Melendez–Diaz, 557 U.S. at 311 n.1 (quoting id. at 335). See also Bullcoming, 131 S.Ct. at 2712 n.2 (“It is up to the prosecution ․ to decide what steps in the chain of custody are so crucial as to require evidence ․”) (quoting Melendez–Diaz, 557 U.S. at 311 n.1).
Essentially, there is no Confrontation Clause violation where the State introduces evidence and links in the chain of custody of that evidence are missing. Indeed, “the State need not establish a perfect chain of custody, and any gaps go to the weight of the evidence and not its admissibility.” Kennedy v. State, 578 N.E .2d 633, 639 (Ind.1991). In this case Speers pointed out during cross-examination of James that she was “not the person who took the purported blood off the glass,” “that witness is not going to be testifying here today,” and “if that person screwed it up, no matter what you did after the fact, all you would get would be an erroneous result.” See Tr. at 220, 21. The significance of any gap created by the absence of Stickle's testimony was a matter for the jury to weigh. The trial court did not err by admitting the DNA evidence over Speers' Confrontation Clause objection.
We affirm the judgment of the trial court.
1. An acronym for Combined DNA Index System “CODIS” is “a computer software program that operates national databases of DNA profiles from convicted offenders and unsolved crime scene evidence.” Anderson v. State, 961 N.E.2d 19, 24 (Ind.Ct.App.2012).
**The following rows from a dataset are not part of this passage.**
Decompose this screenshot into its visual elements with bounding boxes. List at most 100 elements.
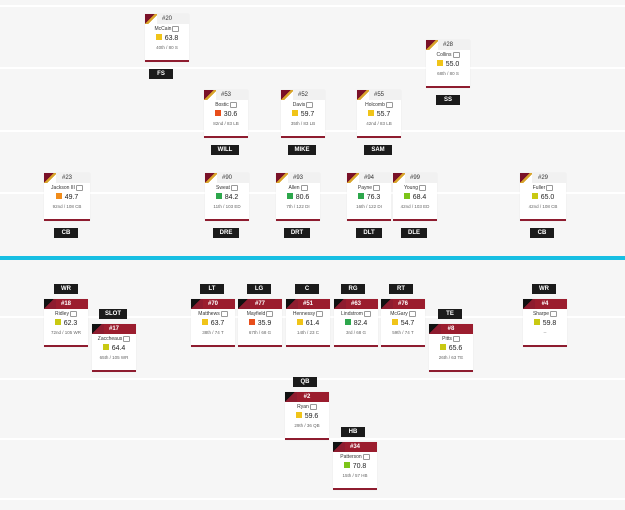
player-rank: 42nd / 103 ED — [400, 204, 430, 209]
comment-icon[interactable] — [75, 184, 83, 191]
player-grade: 64.4 — [92, 344, 136, 354]
player-card[interactable]: #94 Payne 76.3 16th / 122 DI — [347, 173, 391, 221]
comment-icon[interactable] — [408, 310, 416, 317]
player-card[interactable]: #93 Allen 80.6 7th / 122 DI — [276, 173, 320, 221]
player-card[interactable]: #29 Fuller 65.0 42nd / 108 CB — [520, 173, 566, 221]
player-card[interactable]: #4 Sharpe 59.8 -- — [523, 299, 567, 347]
player-rank: -- — [543, 330, 547, 335]
position-label: DLT — [356, 228, 382, 238]
player-name-text: Sharpe — [532, 311, 550, 317]
player-rank: 35th / 83 LB — [290, 121, 316, 126]
player-name-text: Patterson — [340, 454, 362, 460]
player-card[interactable]: #70 Matthews 63.7 38th / 74 T — [191, 299, 235, 347]
comment-icon[interactable] — [300, 184, 308, 191]
player-card[interactable]: #2 Ryan 59.6 29th / 36 QB — [285, 392, 329, 440]
grade-color-square — [55, 193, 62, 200]
player-card[interactable]: #28 Collins 55.0 68th / 80 S — [426, 40, 470, 88]
grade-color-square — [391, 319, 398, 326]
jersey-number: #70 — [207, 301, 218, 307]
comment-icon[interactable] — [362, 453, 370, 460]
player-grade: 80.6 — [276, 193, 320, 203]
player-card[interactable]: #20 McCain 63.8 40th / 80 S — [145, 14, 189, 62]
comment-icon[interactable] — [316, 310, 324, 317]
team-logo-icon — [238, 299, 250, 309]
player-card[interactable]: #76 McGary 54.7 59th / 74 T — [381, 299, 425, 347]
position-label: HB — [341, 427, 365, 437]
player-card[interactable]: #34 Patterson 70.8 15th / 57 HB — [333, 442, 377, 490]
jersey-number: #2 — [303, 394, 311, 400]
grade-value: 35.9 — [257, 320, 272, 327]
comment-icon[interactable] — [266, 310, 274, 317]
player-card[interactable]: #18 Ridley 62.3 72nd / 105 WR — [44, 299, 88, 347]
player-card[interactable]: #63 Lindstrom 82.4 3rd / 68 G — [334, 299, 378, 347]
position-label: RT — [389, 284, 413, 294]
grade-color-square — [291, 110, 298, 117]
card-header: #2 — [285, 392, 329, 402]
grade-value: 80.6 — [295, 194, 310, 201]
player-card[interactable]: #52 Davis 59.7 35th / 83 LB — [281, 90, 325, 138]
grade-value: 63.7 — [210, 320, 225, 327]
comment-icon[interactable] — [306, 101, 314, 108]
player-card[interactable]: #77 Mayfield 35.9 67th / 68 G — [238, 299, 282, 347]
comment-icon[interactable] — [373, 184, 381, 191]
comment-icon[interactable] — [230, 184, 238, 191]
grade-value: 70.8 — [352, 463, 367, 470]
player-card[interactable]: #23 Jackson III 49.7 92nd / 108 CB — [44, 173, 90, 221]
player-grade: 59.8 — [523, 319, 567, 329]
player-rank: 3rd / 68 G — [345, 330, 366, 335]
player-rank: 15th / 57 HB — [342, 473, 368, 478]
player-card[interactable]: #53 Bostic 30.6 82nd / 83 LB — [204, 90, 248, 138]
comment-icon[interactable] — [220, 310, 228, 317]
team-logo-icon — [44, 173, 56, 183]
grade-value: 62.3 — [63, 320, 78, 327]
comment-icon[interactable] — [229, 101, 237, 108]
team-logo-icon — [205, 173, 217, 183]
player-card[interactable]: #51 Hennessy 61.4 14th / 23 C — [286, 299, 330, 347]
position-label: TE — [438, 309, 462, 319]
comment-icon[interactable] — [309, 403, 317, 410]
player-rank: 7th / 122 DI — [286, 204, 310, 209]
position-label: DRE — [213, 228, 239, 238]
position-label: C — [295, 284, 319, 294]
player-name-text: Collins — [436, 52, 452, 58]
card-header: #77 — [238, 299, 282, 309]
card-header: #93 — [276, 173, 320, 183]
comment-icon[interactable] — [419, 184, 426, 191]
comment-icon[interactable] — [452, 51, 460, 58]
team-logo-icon — [145, 14, 157, 24]
player-name-text: Bostic — [215, 102, 229, 108]
team-logo-icon — [281, 90, 293, 100]
grade-color-square — [215, 193, 222, 200]
player-card[interactable]: #90 Sweat 84.2 11th / 103 ED — [205, 173, 249, 221]
player-name-text: McCain — [154, 26, 172, 32]
player-name: Bostic — [204, 101, 248, 109]
card-header: #90 — [205, 173, 249, 183]
position-label: WILL — [211, 145, 239, 155]
comment-icon[interactable] — [123, 335, 131, 342]
grade-value: 76.3 — [366, 194, 381, 201]
jersey-number: #29 — [537, 175, 548, 181]
grade-value: 59.8 — [542, 320, 557, 327]
card-header: #52 — [281, 90, 325, 100]
player-grade: 63.7 — [191, 319, 235, 329]
player-grade: 82.4 — [334, 319, 378, 329]
comment-icon[interactable] — [550, 310, 558, 317]
comment-icon[interactable] — [546, 184, 554, 191]
player-grade: 84.2 — [205, 193, 249, 203]
player-card[interactable]: #17 Zaccheaus 64.4 65th / 105 WR — [92, 324, 136, 372]
grade-color-square — [357, 193, 364, 200]
comment-icon[interactable] — [385, 101, 393, 108]
grade-color-square — [54, 319, 61, 326]
jersey-number: #99 — [409, 175, 420, 181]
comment-icon[interactable] — [172, 25, 180, 32]
player-card[interactable]: #8 Pitts 65.6 26th / 63 TE — [429, 324, 473, 372]
comment-icon[interactable] — [452, 335, 460, 342]
player-rank: 42nd / 83 LB — [366, 121, 392, 126]
player-card[interactable]: #55 Holcomb 55.7 42nd / 83 LB — [357, 90, 401, 138]
comment-icon[interactable] — [363, 310, 371, 317]
position-label: WR — [532, 284, 556, 294]
card-header: #76 — [381, 299, 425, 309]
comment-icon[interactable] — [69, 310, 77, 317]
jersey-number: #76 — [397, 301, 408, 307]
player-card[interactable]: #99 Young 68.4 42nd / 103 ED — [393, 173, 437, 221]
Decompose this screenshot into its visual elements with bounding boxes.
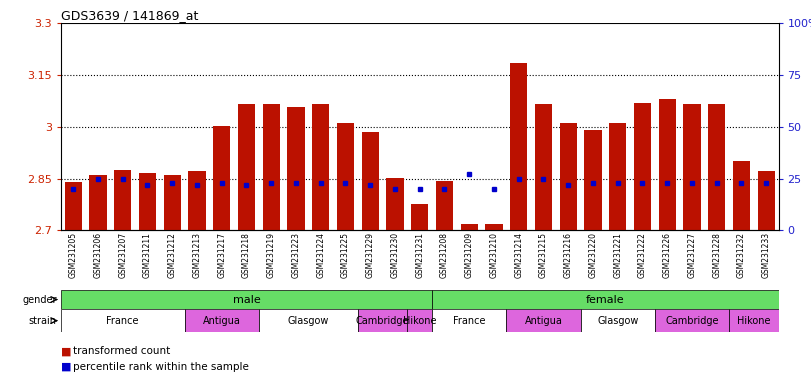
Text: Hikone: Hikone <box>737 316 770 326</box>
Bar <box>485 224 503 230</box>
Bar <box>581 309 654 332</box>
Bar <box>534 104 552 230</box>
Bar <box>139 174 156 230</box>
Bar <box>188 171 206 230</box>
Bar <box>757 171 775 230</box>
Bar <box>362 132 379 230</box>
Bar <box>185 309 259 332</box>
Text: Cambridge: Cambridge <box>665 316 719 326</box>
Bar <box>729 309 779 332</box>
Bar <box>213 126 230 230</box>
Bar <box>358 309 407 332</box>
Text: percentile rank within the sample: percentile rank within the sample <box>73 362 249 372</box>
Bar <box>61 290 432 309</box>
Bar <box>386 178 404 230</box>
Text: male: male <box>233 295 260 305</box>
Text: France: France <box>106 316 139 326</box>
Bar <box>61 309 185 332</box>
Bar <box>659 99 676 230</box>
Text: Cambridge: Cambridge <box>356 316 410 326</box>
Bar <box>407 309 432 332</box>
Text: Glasgow: Glasgow <box>288 316 329 326</box>
Bar <box>287 107 305 230</box>
Bar <box>560 123 577 230</box>
Bar <box>708 104 725 230</box>
Text: Antigua: Antigua <box>203 316 241 326</box>
Bar <box>506 309 581 332</box>
Bar <box>733 161 750 230</box>
Text: Hikone: Hikone <box>403 316 436 326</box>
Bar <box>238 104 255 230</box>
Bar <box>432 309 506 332</box>
Text: Antigua: Antigua <box>525 316 562 326</box>
Bar <box>510 63 527 230</box>
Bar <box>584 130 602 230</box>
Bar <box>654 309 729 332</box>
Text: Glasgow: Glasgow <box>597 316 638 326</box>
Bar <box>411 205 428 230</box>
Bar <box>461 224 478 230</box>
Bar <box>164 175 181 230</box>
Text: ■: ■ <box>61 362 71 372</box>
Bar <box>89 175 106 230</box>
Bar <box>436 181 453 230</box>
Bar <box>633 103 651 230</box>
Bar <box>432 290 779 309</box>
Text: GDS3639 / 141869_at: GDS3639 / 141869_at <box>61 9 198 22</box>
Text: ■: ■ <box>61 346 71 356</box>
Bar <box>684 104 701 230</box>
Bar <box>609 123 626 230</box>
Bar <box>312 104 329 230</box>
Bar <box>114 170 131 230</box>
Text: gender: gender <box>22 295 57 305</box>
Text: transformed count: transformed count <box>73 346 170 356</box>
Bar <box>337 123 354 230</box>
Text: strain: strain <box>28 316 57 326</box>
Text: France: France <box>453 316 486 326</box>
Bar <box>263 104 280 230</box>
Bar <box>259 309 358 332</box>
Bar <box>65 182 82 230</box>
Text: female: female <box>586 295 624 305</box>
2. In a splintered set of opinions, five justices on the Williams Court ultimately determined that the testifying expert's reliance on Cellmark's report to make a DNA match to the defendant did not constitute testimonial evidence and thus was not subject to the guarantees of the Confrontation Clause. But only a plurality agreed as to the rationale.
DICKSON, C.J., and DAVID, MASSA and RUSH, JJ., concur.